Eine Analyse von az-Redakteur Christoph Bopp zur handelspolitischen Kehrtwende, die sich mit der Trump-Ära andeutet.
Freihandel war für Ökonomen wie die Existenz Gottes für Theologen. Gegenteil schlicht undenkbar. Protektionismus ist des Teufels. Vor Jahren, als Big Data noch etwas Komisches war wie Bigfoot, rühmte ein liberaler Ökonom eine Datenbank, die als Frühwarnsystem für Protektionismus dienen sollte. Entsprechende politische Massnahmen, die irgendwo auf der Welt eingeleitet würden, sollten wie Vorbeben registriert werden.
Auf den ersten Blick ist das Dogma der Ökonomen einsichtig. Handel macht reich. Das war die Überzeugung von Adam Smith. Und das zeigt die Geschichte. Nationen, die Handel treiben, sind reich geworden. Auf jeden Fall die am einen Ende der Austauschkette. Über die am andern Ende machte man sich weniger Gedanken.
Als die Leute sich der zunehmenden Arbeitsteilung bewusst wurden, gewann das Argument noch an Plausibilität: Jeder soll doch das machen, was er am besten kann, dann haben alle einen Nutzen. David Ricardo (1772–1823) hantierte mit englischem Tuch und portugiesischem Wein – im Gedankenexperiment. Was herauskam beim Rechnen, nannte er «komparativen Kostenvorteil». Die Portugiesen sollten Wein machen und die Engländer Tuch, nach gegenseitigem Austausch stünden beide besser da. Die Rechnung war etwas umständlich, aber glasklar. Die Voraussetzungen hinter dem Arrangement (Vollbeschäftigung unter anderem) allerdings waren weniger durchsichtig. Aber das störte niemanden. Das Dogma war jetzt wasserdicht.

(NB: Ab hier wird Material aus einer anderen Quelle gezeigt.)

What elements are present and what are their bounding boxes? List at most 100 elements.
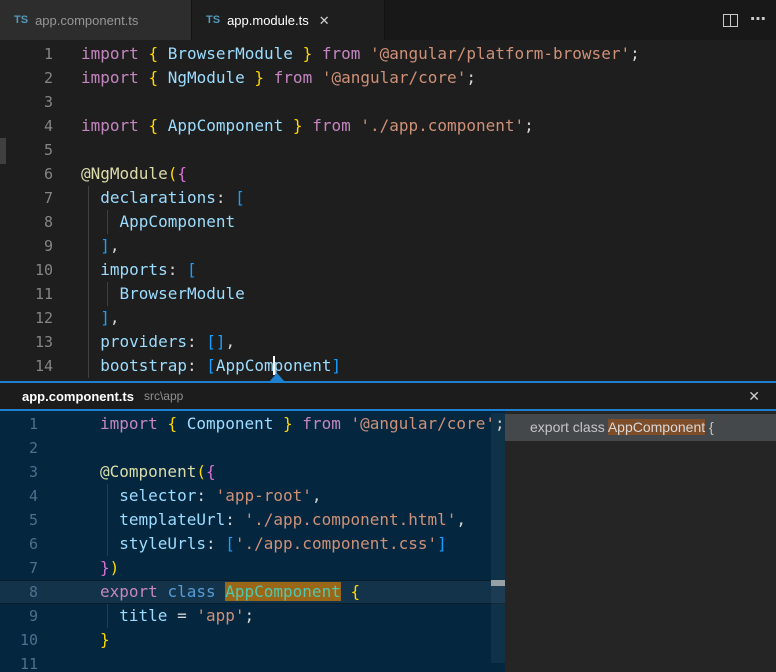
code-line[interactable]: 9 ], [0, 234, 776, 258]
code-line[interactable]: 6 styleUrls: ['./app.component.css'] [0, 532, 505, 556]
token: ] [437, 534, 447, 553]
token: } [273, 414, 292, 433]
peek-definition-widget: app.component.ts src\app ✕ 1import { Com… [0, 381, 776, 670]
token: { [341, 582, 360, 601]
token: ] [100, 308, 110, 327]
peek-close-icon[interactable]: ✕ [742, 388, 766, 405]
code-line[interactable]: 2 [0, 436, 505, 460]
line-number: 11 [0, 282, 53, 306]
code-line[interactable]: 10} [0, 628, 505, 652]
tab-label: app.component.ts [35, 13, 138, 28]
code-line[interactable]: 14 bootstrap: [AppComponent] [0, 354, 776, 378]
token [81, 260, 100, 279]
token [100, 510, 119, 529]
line-number: 9 [0, 234, 53, 258]
token: : [187, 356, 206, 375]
more-actions-icon[interactable]: ⋯ [750, 12, 766, 28]
tab-app-component-ts[interactable]: TS app.component.ts [0, 0, 192, 40]
token: ; [245, 606, 255, 625]
token [81, 236, 100, 255]
peek-editor-app-component[interactable]: 1import { Component } from '@angular/cor… [0, 411, 505, 672]
code-line[interactable]: 3@Component({ [0, 460, 505, 484]
token: [ [235, 188, 245, 207]
split-editor-icon[interactable] [723, 14, 738, 27]
token: BrowserModule [120, 284, 245, 303]
token: } [293, 44, 312, 63]
token: title [119, 606, 167, 625]
token [100, 486, 119, 505]
token: : [196, 486, 215, 505]
code-line[interactable]: 9 title = 'app'; [0, 604, 505, 628]
token: { [148, 68, 167, 87]
code-line[interactable]: 11 BrowserModule [0, 282, 776, 306]
code-line[interactable]: 1import { BrowserModule } from '@angular… [0, 42, 776, 66]
token: , [456, 510, 466, 529]
token: export [100, 582, 167, 601]
token: ) [110, 558, 120, 577]
token: ( [196, 462, 206, 481]
line-number: 14 [0, 354, 53, 378]
code-line[interactable]: 11 [0, 652, 505, 672]
editor-app-module[interactable]: 1import { BrowserModule } from '@angular… [0, 40, 776, 381]
code-line[interactable]: 8export class AppComponent { [0, 580, 505, 604]
token [100, 534, 119, 553]
line-number: 10 [0, 258, 53, 282]
code-line[interactable]: 5 templateUrl: './app.component.html', [0, 508, 505, 532]
code-text: export class AppComponent { [100, 580, 360, 604]
code-text: }) [100, 556, 119, 580]
token: { [148, 44, 167, 63]
code-line[interactable]: 10 imports: [ [0, 258, 776, 282]
token: NgModule [168, 68, 245, 87]
tab-app-module-ts[interactable]: TS app.module.ts ✕ [192, 0, 385, 40]
line-number: 3 [0, 90, 53, 114]
reference-result-row[interactable]: export class AppComponent { [505, 414, 776, 441]
code-line[interactable]: 6@NgModule({ [0, 162, 776, 186]
code-line[interactable]: 8 AppComponent [0, 210, 776, 234]
token: import [81, 44, 148, 63]
code-line[interactable]: 7}) [0, 556, 505, 580]
token: imports [100, 260, 167, 279]
typescript-file-icon: TS [206, 14, 220, 26]
token: './app.component.html' [245, 510, 457, 529]
token: '@angular/core' [350, 414, 495, 433]
token: './app.component.css' [235, 534, 437, 553]
code-line[interactable]: 4 selector: 'app-root', [0, 484, 505, 508]
token: , [226, 332, 236, 351]
code-line[interactable]: 12 ], [0, 306, 776, 330]
peek-editor-scrollbar[interactable] [491, 413, 505, 663]
token: 'app' [196, 606, 244, 625]
token [81, 332, 100, 351]
token: } [100, 630, 110, 649]
line-number: 6 [0, 162, 53, 186]
editor-actions: ⋯ [723, 0, 776, 40]
code-text: ], [81, 306, 120, 330]
token: declarations [100, 188, 216, 207]
code-line[interactable]: 7 declarations: [ [0, 186, 776, 210]
overview-ruler-match-mark [491, 580, 505, 586]
token: selector [119, 486, 196, 505]
token: [] [206, 332, 225, 351]
code-line[interactable]: 13 providers: [], [0, 330, 776, 354]
token: [ [206, 356, 216, 375]
code-text: import { NgModule } from '@angular/core'… [81, 66, 476, 90]
code-line[interactable]: 1import { Component } from '@angular/cor… [0, 412, 505, 436]
token: from [293, 414, 351, 433]
token [81, 284, 120, 303]
token: '@angular/core' [322, 68, 467, 87]
token [81, 188, 100, 207]
token: '@angular/platform-browser' [370, 44, 630, 63]
token: , [110, 236, 120, 255]
peek-file-path: src\app [144, 389, 183, 403]
code-line[interactable]: 3 [0, 90, 776, 114]
code-line[interactable]: 2import { NgModule } from '@angular/core… [0, 66, 776, 90]
token [81, 356, 100, 375]
code-line[interactable]: 4import { AppComponent } from './app.com… [0, 114, 776, 138]
token [100, 606, 119, 625]
line-number: 5 [0, 138, 53, 162]
line-number: 5 [0, 508, 38, 532]
code-text: title = 'app'; [100, 604, 254, 628]
line-number: 3 [0, 460, 38, 484]
code-line[interactable]: 5 [0, 138, 776, 162]
code-text: declarations: [ [81, 186, 245, 210]
close-tab-icon[interactable]: ✕ [319, 14, 330, 27]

Dass es die Starken waren, die auf Freihandel pochten, trug dazu bei. Die Briten schickten im 19. Jahrhundert Kanonenboote und Opium, um widerstrebende Märkte zu öffnen. In Zeiten der Pax Americana agierte der Supercop subtiler und liess ökonomische Institute mit dem «Washington Consensus» drohen. Und als Präsident Obama den Europäern ein Abkommen anbot, stilisierten Merkel und Co. das zur «Chance, die wir nicht verpassen dürfen» hoch. Jetzt allerdings war der Hintergrund etwas anders. Globalisiert war man ja schon. Und so winkte das Gespenst der Standortkonkurrenz aus der Kulisse. Das Freihandels-Dogma lag mit dem neoliberalen Dogma, dass der Erfolg einer Volkswirtschaft sich an seiner Konkurrenzfähigkeit auf den internationalen Märkten misst, auf einer Linie.

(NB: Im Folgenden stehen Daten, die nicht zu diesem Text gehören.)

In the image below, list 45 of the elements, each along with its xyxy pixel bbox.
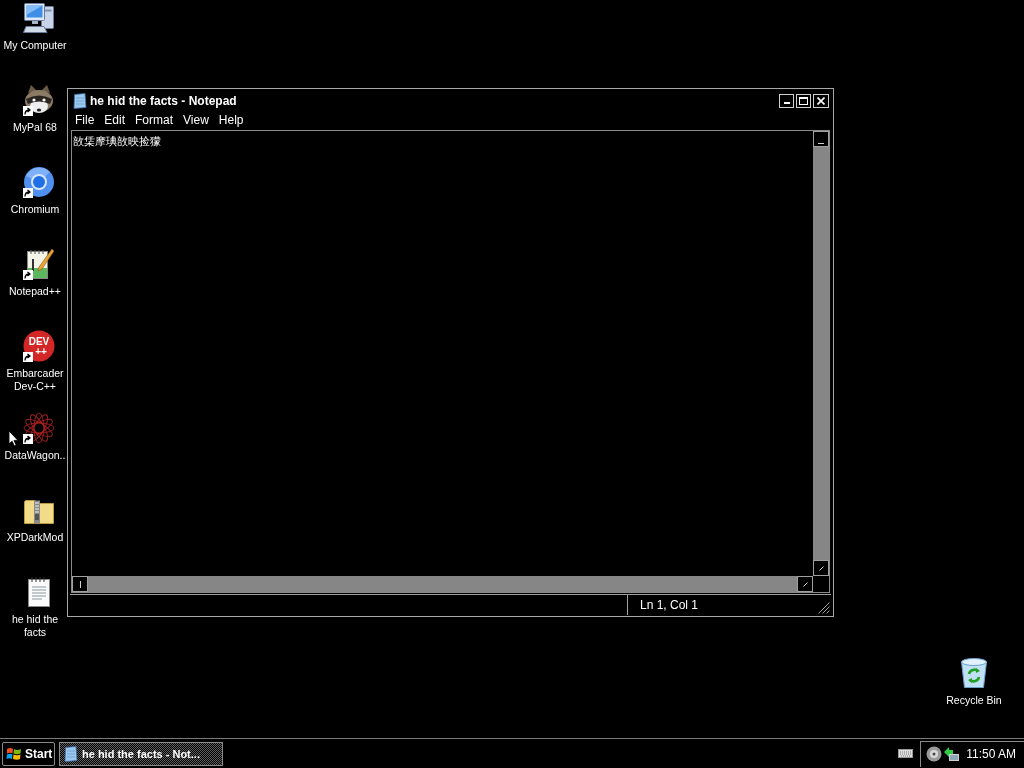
computer-icon[interactable] <box>23 2 55 34</box>
taskbar-button[interactable]: he hid the facts - Not... <box>59 741 223 766</box>
slash-icon <box>802 581 808 587</box>
notepad-icon <box>64 745 78 762</box>
menu-item[interactable]: Format <box>130 112 179 128</box>
scroll-down-button[interactable] <box>813 560 829 576</box>
maximize-button[interactable] <box>796 93 811 108</box>
desktop-icon-label[interactable]: Embarcader Dev-C++ <box>3 367 67 393</box>
scroll-right-button[interactable] <box>797 576 813 592</box>
arrow-monitor-icon[interactable] <box>943 746 960 762</box>
ring-logo-icon[interactable] <box>23 166 55 198</box>
desktop-icon-label[interactable]: Recycle Bin <box>946 694 1002 707</box>
keyboard-icon[interactable] <box>898 749 914 758</box>
notepad-icon <box>73 92 87 109</box>
cursor-position-text: Ln 1, Col 1 <box>640 598 699 612</box>
maximize-icon <box>799 96 808 105</box>
desktop-icon-label[interactable]: DataWagon.. <box>4 449 66 462</box>
minimize-icon <box>783 102 790 104</box>
close-button[interactable] <box>813 93 829 108</box>
close-icon <box>817 96 825 105</box>
desktop-icon-label[interactable]: XPDarkMod <box>6 531 64 544</box>
window-title: he hid the facts - Notepad <box>90 93 237 108</box>
star-burst-icon[interactable] <box>23 412 55 444</box>
menu-item[interactable]: Edit <box>99 112 131 128</box>
mouse-pointer-icon <box>8 430 19 447</box>
minimize-button[interactable] <box>779 93 794 108</box>
clock-text[interactable]: 11:50 AM <box>966 747 1016 761</box>
desktop-icon-label[interactable]: Chromium <box>10 203 60 216</box>
desktop-icon-label[interactable]: My Computer <box>3 39 67 52</box>
scroll-up-button[interactable] <box>813 131 829 147</box>
desktop-icon-label[interactable]: Notepad++ <box>9 285 61 298</box>
menu-item[interactable]: File <box>70 112 100 128</box>
dash-icon <box>818 142 824 144</box>
desktop-icon-label[interactable]: he hid the facts <box>3 613 67 639</box>
menu-item[interactable]: View <box>178 112 214 128</box>
raccoon-icon[interactable] <box>23 84 55 116</box>
start-button[interactable]: Start <box>2 741 55 766</box>
disc-icon[interactable] <box>926 746 943 762</box>
menu-item[interactable]: Help <box>213 112 249 128</box>
recycle-bin-icon[interactable] <box>958 657 990 689</box>
scroll-left-button[interactable] <box>72 576 88 592</box>
resize-grip-icon[interactable] <box>818 602 830 614</box>
slash-icon <box>818 565 824 571</box>
desktop-icon-label[interactable]: MyPal 68 <box>13 121 57 134</box>
windows-flag-icon <box>6 745 22 762</box>
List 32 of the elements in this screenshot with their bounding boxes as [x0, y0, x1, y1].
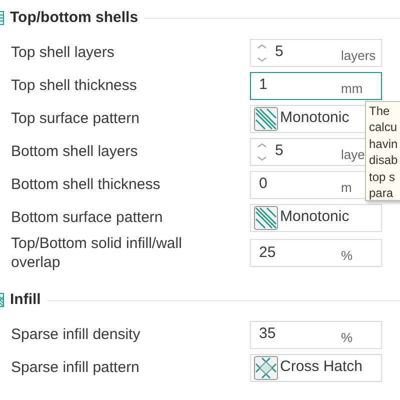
setting-label: Top surface pattern	[11, 109, 140, 128]
setting-label: Bottom surface pattern	[11, 208, 164, 227]
crosshatch-pattern-icon	[254, 356, 278, 380]
unit-label: %	[341, 328, 353, 346]
spin-arrows-icon	[255, 140, 269, 162]
setting-label: Sparse infill pattern	[11, 358, 140, 377]
unit-label: laye	[341, 146, 365, 164]
pattern-dropdown[interactable]: Cross Hatch	[250, 354, 382, 382]
striped-pattern-icon	[254, 106, 278, 130]
section-title: Top/bottom shells	[10, 8, 138, 28]
setting-label: Bottom shell layers	[11, 142, 139, 161]
setting-label: Top shell layers	[11, 43, 116, 62]
unit-label: %	[341, 247, 353, 265]
input-field[interactable]: 1 mm	[250, 72, 382, 100]
unit-label: m	[341, 178, 352, 196]
pattern-dropdown[interactable]: Monotonic	[250, 104, 365, 132]
setting-label: Top/Bottom solid infill/wall overlap	[11, 234, 183, 272]
setting-label: Top shell thickness	[11, 76, 138, 95]
unit-label: layers	[341, 46, 376, 65]
input-field[interactable]: 0 m	[250, 170, 365, 198]
pattern-dropdown[interactable]: Monotonic	[250, 204, 382, 232]
spin-field[interactable]: 5 laye	[250, 138, 365, 166]
input-field[interactable]: 25 %	[250, 239, 382, 267]
setting-label: Sparse infill density	[11, 325, 142, 344]
unit-label: mm	[341, 80, 363, 98]
spin-arrows-icon	[255, 42, 269, 64]
striped-pattern-icon	[254, 206, 278, 230]
section-title: Infill	[10, 290, 41, 310]
setting-label: Bottom shell thickness	[11, 175, 162, 194]
input-field[interactable]: 35 %	[250, 320, 382, 348]
spin-field[interactable]: 5 layers	[250, 38, 382, 66]
tooltip: The calcu havin disab top s para	[365, 101, 400, 201]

Jetzt hat Trump den Schalter gedreht. Seine erste Motivation dürfte gewesen sein, dass der verhasste Obama nicht nur die Krankenversicherung, sondern auch den Freihandel propagiert hatte. Nur: Was soll denn schlecht sein am Umstand, dass Zoll- und andere Handelshemmnisse fallen? Und der Traum, dass der Staat für das geschützte Gärtchen schaut, wo man ineffizient und zu teuer produzieren darf, ist nicht gerade republikanisches Repertoire.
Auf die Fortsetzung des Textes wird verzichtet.